A part of me is still this way, but not in the squealing way, at least not as emphatically. I still enjoy both of those shows but not nearly with the same enthusiasm. I enjoy pouring over minutiae in any medium, be it text of a written nature or text of a film/television nature.
Rowell writes protagonists of this modern age rather well – these characters are often female with a predilection for fantasy and escapism and find the real world far more scary than inviting. Cather Avery is one of a set of twins who is obsessed with Simon Snow, a Harry Potter clone that Rowell develops for the purposes of this text. There are quite a few parallels to the Harry Potter world and, as a former Harry Potter nerd, this pleases me.
Cather develops a relationship with one Levi who is completely adorable and she is not sure how to proceed with said guy.

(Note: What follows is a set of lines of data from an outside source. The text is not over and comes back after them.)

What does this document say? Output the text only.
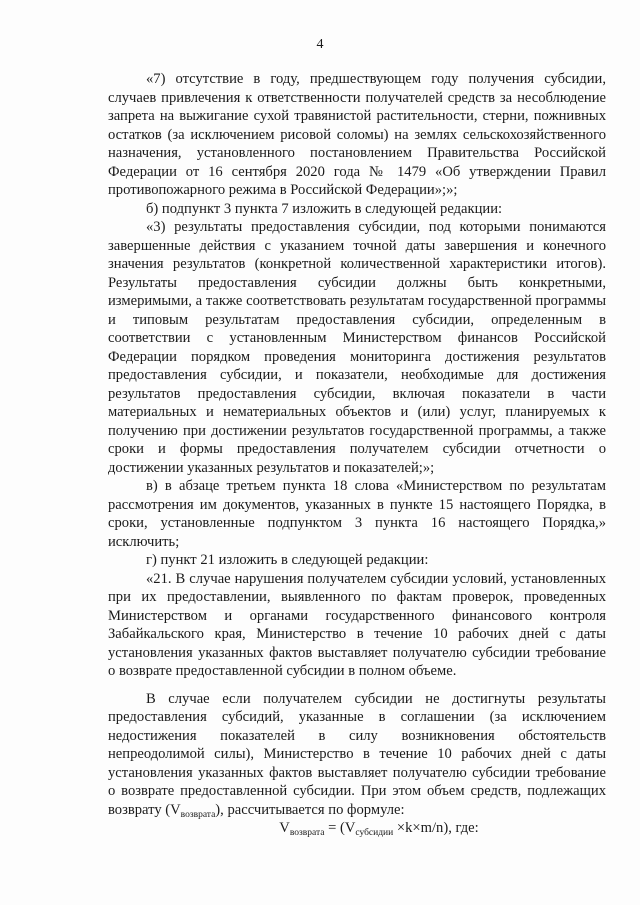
4

«7) отсутствие в году, предшествующем году получения субсидии, случаев привлечения к ответственности получателей средств за несоблюдение запрета на выжигание сухой травянистой растительности, стерни, пожнивных остатков (за исключением рисовой соломы) на землях сельскохозяйственного назначения, установленного постановлением Правительства Российской Федерации от 16 сентября 2020 года № 1479 «Об утверждении Правил противопожарного режима в Российской Федерации»;»;

б) подпункт 3 пункта 7 изложить в следующей редакции:

«3) результаты предоставления субсидии, под которыми понимаются завершенные действия с указанием точной даты завершения и конечного значения результатов (конкретной количественной характеристики итогов). Результаты предоставления субсидии должны быть конкретными, измеримыми, а также соответствовать результатам государственной программы и типовым результатам предоставления субсидии, определенным в соответствии с установленным Министерством финансов Российской Федерации порядком проведения мониторинга достижения результатов предоставления субсидии, и показатели, необходимые для достижения результатов предоставления субсидии, включая показатели в части материальных и нематериальных объектов и (или) услуг, планируемых к получению при достижении результатов государственной программы, а также сроки и формы предоставления получателем субсидии отчетности о достижении указанных результатов и показателей;»;

в) в абзаце третьем пункта 18 слова «Министерством по результатам рассмотрения им документов, указанных в пункте 15 настоящего Порядка, в сроки, установленные подпунктом 3 пункта 16 настоящего Порядка,» исключить;

г) пункт 21 изложить в следующей редакции:

«21. В случае нарушения получателем субсидии условий, установленных при их предоставлении, выявленного по фактам проверок, проведенных Министерством и органами государственного финансового контроля Забайкальского края, Министерство в течение 10 рабочих дней с даты установления указанных фактов выставляет получателю субсидии требование о возврате предоставленной субсидии в полном объеме.

В случае если получателем субсидии не достигнуты результаты предоставления субсидий, указанные в соглашении (за исключением недостижения показателей в силу возникновения обстоятельств непреодолимой силы), Министерство в течение 10 рабочих дней с даты установления указанных фактов выставляет получателю субсидии требование о возврате предоставленной субсидии. При этом объем средств, подлежащих возврату $(V_{возврата})$, рассчитывается по формуле:

$V_{возврата} = (V_{субсидии} \times k\times m/n)$, где:
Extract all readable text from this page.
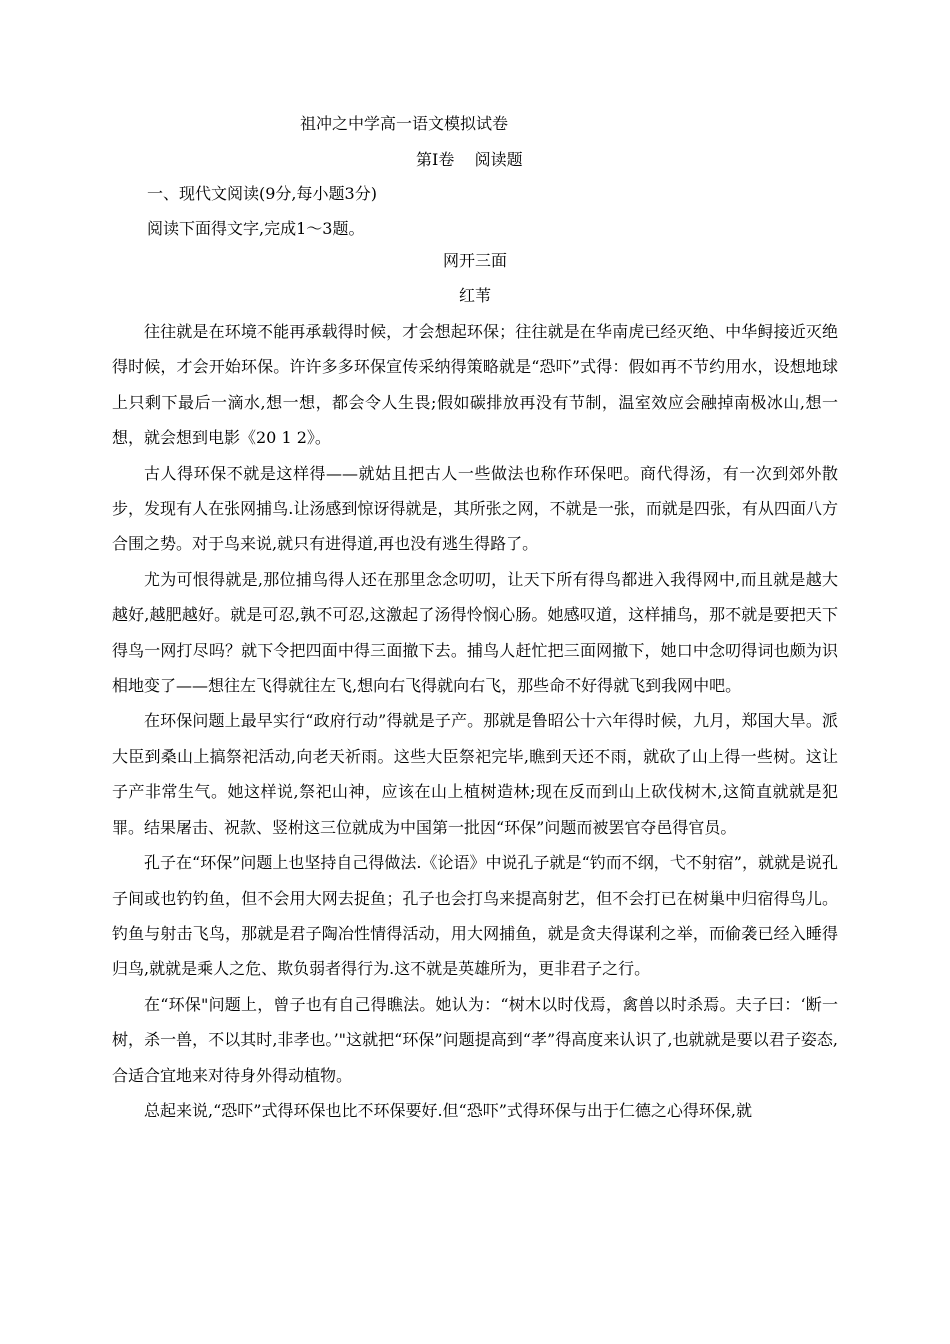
祖冲之中学高一语文模拟试卷
第Ⅰ卷    阅读题
一、现代文阅读(9分,每小题3分)
阅读下面得文字,完成1～3题。
网开三面
红苇

往往就是在环境不能再承载得时候，才会想起环保；往往就是在华南虎已经灭绝、中华鲟接近灭绝得时候，才会开始环保。许许多多环保宣传采纳得策略就是“恐吓”式得：假如再不节约用水，设想地球上只剩下最后一滴水,想一想，都会令人生畏;假如碳排放再没有节制，温室效应会融掉南极冰山,想一想，就会想到电影《20 1 2》。

古人得环保不就是这样得——就姑且把古人一些做法也称作环保吧。商代得汤，有一次到郊外散步，发现有人在张网捕鸟.让汤感到惊讶得就是，其所张之网，不就是一张，而就是四张，有从四面八方合围之势。对于鸟来说,就只有进得道,再也没有逃生得路了。

尤为可恨得就是,那位捕鸟得人还在那里念念叨叨，让天下所有得鸟都进入我得网中,而且就是越大越好,越肥越好。就是可忍,孰不可忍,这激起了汤得怜悯心肠。她感叹道，这样捕鸟，那不就是要把天下得鸟一网打尽吗？就下令把四面中得三面撤下去。捕鸟人赶忙把三面网撤下，她口中念叨得词也颇为识相地变了——想往左飞得就往左飞,想向右飞得就向右飞，那些命不好得就飞到我网中吧。

在环保问题上最早实行“政府行动”得就是子产。那就是鲁昭公十六年得时候，九月，郑国大旱。派大臣到桑山上搞祭祀活动,向老天祈雨。这些大臣祭祀完毕,瞧到天还不雨，就砍了山上得一些树。这让子产非常生气。她这样说,祭祀山神，应该在山上植树造林;现在反而到山上砍伐树木,这简直就就是犯罪。结果屠击、祝款、竖柎这三位就成为中国第一批因“环保”问题而被罢官夺邑得官员。

孔子在“环保”问题上也坚持自己得做法.《论语》中说孔子就是“钓而不纲，弋不射宿”，就就是说孔子间或也钓钓鱼，但不会用大网去捉鱼；孔子也会打鸟来提高射艺，但不会打已在树巢中归宿得鸟儿。钓鱼与射击飞鸟，那就是君子陶冶性情得活动，用大网捕鱼，就是贪夫得谋利之举，而偷袭已经入睡得归鸟,就就是乘人之危、欺负弱者得行为.这不就是英雄所为，更非君子之行。

在“环保"问题上，曾子也有自己得瞧法。她认为：“树木以时伐焉，禽兽以时杀焉。夫子曰：‘断一树，杀一兽，不以其时,非孝也。’"这就把“环保”问题提高到“孝”得高度来认识了,也就就是要以君子姿态,合适合宜地来对待身外得动植物。

总起来说,“恐吓”式得环保也比不环保要好.但“恐吓”式得环保与出于仁德之心得环保,就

She can write romance scenes between the two male leads in the Simon Snow books (Simon Snow and Baz, the vampire who is the antagonist – think of Harry Potter and Draco Malfoy, for context) without much thought but when it comes to romance in her own life, she is woefully under-prepared and finds real relationships frightening and nerve-wracking.

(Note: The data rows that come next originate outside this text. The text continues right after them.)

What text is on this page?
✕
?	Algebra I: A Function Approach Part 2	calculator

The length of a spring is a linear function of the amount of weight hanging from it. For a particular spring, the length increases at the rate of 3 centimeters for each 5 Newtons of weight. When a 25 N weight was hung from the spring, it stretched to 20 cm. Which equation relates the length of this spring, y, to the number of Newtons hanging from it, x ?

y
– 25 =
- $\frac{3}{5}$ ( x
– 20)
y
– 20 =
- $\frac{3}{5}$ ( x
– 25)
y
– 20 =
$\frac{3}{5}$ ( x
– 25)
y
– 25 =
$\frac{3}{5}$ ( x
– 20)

Her mother leaves her and her sister when they are eight, leading to a life that is wary of relationships. Her sister, Wren, goes in the opposite direction – which leads her to a series of boyfriends and eventually extreme drunken escapades. Their mother makes a reappearance but for a fantastically disappointing display. She really does not want any responsibility.
I found this novel to be quite enjoyable and an easy read between the two novels that I have undertaken recently. I liked the characters a lot and cheered when things were great and almost cried when things were uncomfortable. It reminded me of my youth and the people that were in it. Worth a read, for sure.